Theory/ACO Seminar - Matching in Lopsided Bipartite Graphs and a New Matching Polytope
- Series
- Other Talks
- Time
- Friday, August 20, 2010 - 14:00 for 1 hour (actually 50 minutes)
- Location
- Klaus 1447
- Speaker
- Kamal Jain – Microsoft Research, Redmond, WA
Please Note: This talk should be non-technical except the last few slides. The talk is based on a work done in collaboration with Denis Charles, Max Chickering, Nikhil Devanur, and Manan Sanghi, all from Microsoft.
Lopsided bipartite graphs naturally appear in advertising setting. One side
is all the eyeballs and the other side is all the advertisers. An edge is
when an advertiser wants to reach an eyeball, aka, ad targeting. Such a
bipartite graph is lopsided because there are only a small number of
advertisers but a large number of eyeballs. We give algorithms which have
running time proportional to the size of the smaller side, i.e., the number
of advertisers.
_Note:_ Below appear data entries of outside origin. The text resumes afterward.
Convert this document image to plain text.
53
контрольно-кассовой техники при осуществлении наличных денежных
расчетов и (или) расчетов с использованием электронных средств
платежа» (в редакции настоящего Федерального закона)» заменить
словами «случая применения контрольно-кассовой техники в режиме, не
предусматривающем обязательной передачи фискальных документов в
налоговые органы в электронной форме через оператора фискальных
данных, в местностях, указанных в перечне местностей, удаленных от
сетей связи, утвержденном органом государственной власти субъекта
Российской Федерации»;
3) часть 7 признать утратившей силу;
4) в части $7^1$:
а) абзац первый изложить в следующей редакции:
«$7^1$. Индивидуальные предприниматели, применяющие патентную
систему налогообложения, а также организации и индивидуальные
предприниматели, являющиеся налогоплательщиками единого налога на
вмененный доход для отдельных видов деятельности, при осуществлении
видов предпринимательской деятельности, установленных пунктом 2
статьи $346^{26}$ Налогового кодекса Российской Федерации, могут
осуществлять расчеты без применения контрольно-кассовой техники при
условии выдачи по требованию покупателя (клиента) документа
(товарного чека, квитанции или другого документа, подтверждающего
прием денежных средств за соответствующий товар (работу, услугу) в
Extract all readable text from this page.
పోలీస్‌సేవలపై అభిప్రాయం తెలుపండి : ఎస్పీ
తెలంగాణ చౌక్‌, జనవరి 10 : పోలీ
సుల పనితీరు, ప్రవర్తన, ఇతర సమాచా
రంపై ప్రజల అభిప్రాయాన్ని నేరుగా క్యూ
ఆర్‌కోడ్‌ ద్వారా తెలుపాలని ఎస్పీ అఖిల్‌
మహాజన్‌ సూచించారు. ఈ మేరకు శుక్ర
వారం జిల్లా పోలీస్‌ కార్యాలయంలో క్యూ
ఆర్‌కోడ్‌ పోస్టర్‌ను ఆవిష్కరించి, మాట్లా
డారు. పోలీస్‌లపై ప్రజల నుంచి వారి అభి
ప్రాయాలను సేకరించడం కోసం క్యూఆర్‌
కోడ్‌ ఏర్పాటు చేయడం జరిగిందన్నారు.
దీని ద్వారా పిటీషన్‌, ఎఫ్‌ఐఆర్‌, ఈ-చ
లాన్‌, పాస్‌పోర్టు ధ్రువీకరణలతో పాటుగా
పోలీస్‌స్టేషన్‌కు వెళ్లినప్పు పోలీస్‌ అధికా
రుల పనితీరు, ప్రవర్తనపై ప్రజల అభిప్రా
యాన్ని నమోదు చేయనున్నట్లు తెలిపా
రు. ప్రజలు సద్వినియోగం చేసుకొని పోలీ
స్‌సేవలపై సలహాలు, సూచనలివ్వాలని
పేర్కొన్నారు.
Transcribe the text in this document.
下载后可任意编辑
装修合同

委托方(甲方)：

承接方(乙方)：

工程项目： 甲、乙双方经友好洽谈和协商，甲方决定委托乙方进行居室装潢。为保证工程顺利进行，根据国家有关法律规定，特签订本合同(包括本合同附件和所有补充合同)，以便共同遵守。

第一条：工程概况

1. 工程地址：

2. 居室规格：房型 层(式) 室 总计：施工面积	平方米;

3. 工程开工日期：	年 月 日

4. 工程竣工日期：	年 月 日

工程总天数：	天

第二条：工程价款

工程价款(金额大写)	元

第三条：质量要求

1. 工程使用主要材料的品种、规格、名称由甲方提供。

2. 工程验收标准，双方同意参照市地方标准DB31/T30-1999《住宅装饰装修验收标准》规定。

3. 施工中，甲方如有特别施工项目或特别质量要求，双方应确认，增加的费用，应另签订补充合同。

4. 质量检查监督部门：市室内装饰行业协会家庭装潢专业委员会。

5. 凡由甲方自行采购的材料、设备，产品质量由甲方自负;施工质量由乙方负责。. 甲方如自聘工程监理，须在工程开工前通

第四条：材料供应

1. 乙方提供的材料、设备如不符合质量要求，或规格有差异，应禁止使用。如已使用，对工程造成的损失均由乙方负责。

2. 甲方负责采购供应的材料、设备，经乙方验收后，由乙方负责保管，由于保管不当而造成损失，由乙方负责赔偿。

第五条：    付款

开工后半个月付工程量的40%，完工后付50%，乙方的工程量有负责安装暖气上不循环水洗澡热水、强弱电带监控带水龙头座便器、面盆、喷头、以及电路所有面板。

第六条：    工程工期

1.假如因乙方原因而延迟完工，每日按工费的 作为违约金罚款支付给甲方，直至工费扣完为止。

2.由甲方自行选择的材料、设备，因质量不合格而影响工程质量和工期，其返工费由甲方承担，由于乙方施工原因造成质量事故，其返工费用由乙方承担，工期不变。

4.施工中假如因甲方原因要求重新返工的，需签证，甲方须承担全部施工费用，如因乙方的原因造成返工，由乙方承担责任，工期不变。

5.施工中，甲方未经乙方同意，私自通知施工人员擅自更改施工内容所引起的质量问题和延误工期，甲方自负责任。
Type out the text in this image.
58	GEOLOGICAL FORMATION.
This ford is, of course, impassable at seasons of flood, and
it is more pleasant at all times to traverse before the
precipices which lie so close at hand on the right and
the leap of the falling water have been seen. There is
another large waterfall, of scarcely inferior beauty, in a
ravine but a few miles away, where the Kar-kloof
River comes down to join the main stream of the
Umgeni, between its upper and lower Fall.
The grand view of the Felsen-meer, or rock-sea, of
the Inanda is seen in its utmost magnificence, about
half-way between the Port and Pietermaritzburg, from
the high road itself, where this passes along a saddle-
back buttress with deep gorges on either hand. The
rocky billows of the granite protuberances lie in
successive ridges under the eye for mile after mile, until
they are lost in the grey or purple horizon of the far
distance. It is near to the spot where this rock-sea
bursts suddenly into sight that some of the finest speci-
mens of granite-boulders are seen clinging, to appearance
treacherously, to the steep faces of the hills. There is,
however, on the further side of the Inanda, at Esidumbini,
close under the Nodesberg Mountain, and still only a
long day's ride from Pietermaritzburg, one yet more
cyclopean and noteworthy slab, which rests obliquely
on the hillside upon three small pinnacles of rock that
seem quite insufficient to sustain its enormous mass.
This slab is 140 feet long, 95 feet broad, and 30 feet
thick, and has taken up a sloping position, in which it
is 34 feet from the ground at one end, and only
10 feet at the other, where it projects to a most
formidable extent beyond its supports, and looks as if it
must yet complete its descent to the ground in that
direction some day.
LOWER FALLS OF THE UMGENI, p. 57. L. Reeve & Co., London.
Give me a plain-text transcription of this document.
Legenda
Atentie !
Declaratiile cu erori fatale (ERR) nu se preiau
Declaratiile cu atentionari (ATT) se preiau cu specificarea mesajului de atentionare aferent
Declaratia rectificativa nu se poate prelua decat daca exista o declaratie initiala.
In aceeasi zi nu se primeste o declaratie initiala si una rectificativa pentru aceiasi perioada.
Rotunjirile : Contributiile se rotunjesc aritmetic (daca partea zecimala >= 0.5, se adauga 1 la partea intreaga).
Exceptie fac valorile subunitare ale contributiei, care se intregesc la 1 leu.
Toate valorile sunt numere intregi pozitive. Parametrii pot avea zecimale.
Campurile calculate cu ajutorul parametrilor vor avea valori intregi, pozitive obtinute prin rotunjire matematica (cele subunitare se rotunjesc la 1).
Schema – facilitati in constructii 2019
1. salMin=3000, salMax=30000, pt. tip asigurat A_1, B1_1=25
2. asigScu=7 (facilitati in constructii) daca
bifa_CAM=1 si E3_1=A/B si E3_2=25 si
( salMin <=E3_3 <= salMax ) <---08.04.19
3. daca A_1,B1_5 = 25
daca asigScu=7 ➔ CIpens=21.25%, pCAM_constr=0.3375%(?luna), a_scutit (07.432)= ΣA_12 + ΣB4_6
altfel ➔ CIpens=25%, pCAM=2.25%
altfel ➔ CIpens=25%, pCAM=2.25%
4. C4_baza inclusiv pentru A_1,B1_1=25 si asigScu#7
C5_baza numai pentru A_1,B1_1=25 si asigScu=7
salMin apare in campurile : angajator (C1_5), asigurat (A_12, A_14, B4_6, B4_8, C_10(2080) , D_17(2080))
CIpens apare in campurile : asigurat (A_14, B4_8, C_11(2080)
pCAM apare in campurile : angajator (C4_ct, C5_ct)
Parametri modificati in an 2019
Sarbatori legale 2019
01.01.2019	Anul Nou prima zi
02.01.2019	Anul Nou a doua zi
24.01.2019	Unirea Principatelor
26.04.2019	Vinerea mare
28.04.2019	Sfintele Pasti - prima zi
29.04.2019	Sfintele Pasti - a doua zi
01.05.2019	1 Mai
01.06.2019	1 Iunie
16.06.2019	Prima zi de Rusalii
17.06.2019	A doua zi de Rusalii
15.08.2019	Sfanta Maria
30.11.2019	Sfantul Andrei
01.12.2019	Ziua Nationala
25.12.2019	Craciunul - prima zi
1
One of the main ideas behind our algorithm and as well as
the analysis is a property, which we call, monotonic quality bounds. Our
algorithm is flexible as it could easily be adapted for different kinds of
objective functions.
Towards the end of the talk we will describe a new matching polytope. We
show that our matching polytope is not only a new linear program describing
the classical matching polytope, but is a new polytope together with a new
linear program. This part of the talk is still theoretical as we only know
how to solve the new linear program via an ellipsoid algorithm. One feature
of the polytope, besides being intriguing, is that it has some notion of
fairness built in. This is important for advertising since if an advertiser
wants to reach 10 million users of type A or type B, advertiser won't
necessarily be happy if we show the ad to 10 million users of type A only
(though it fulfills the advertising contract in a technical sense).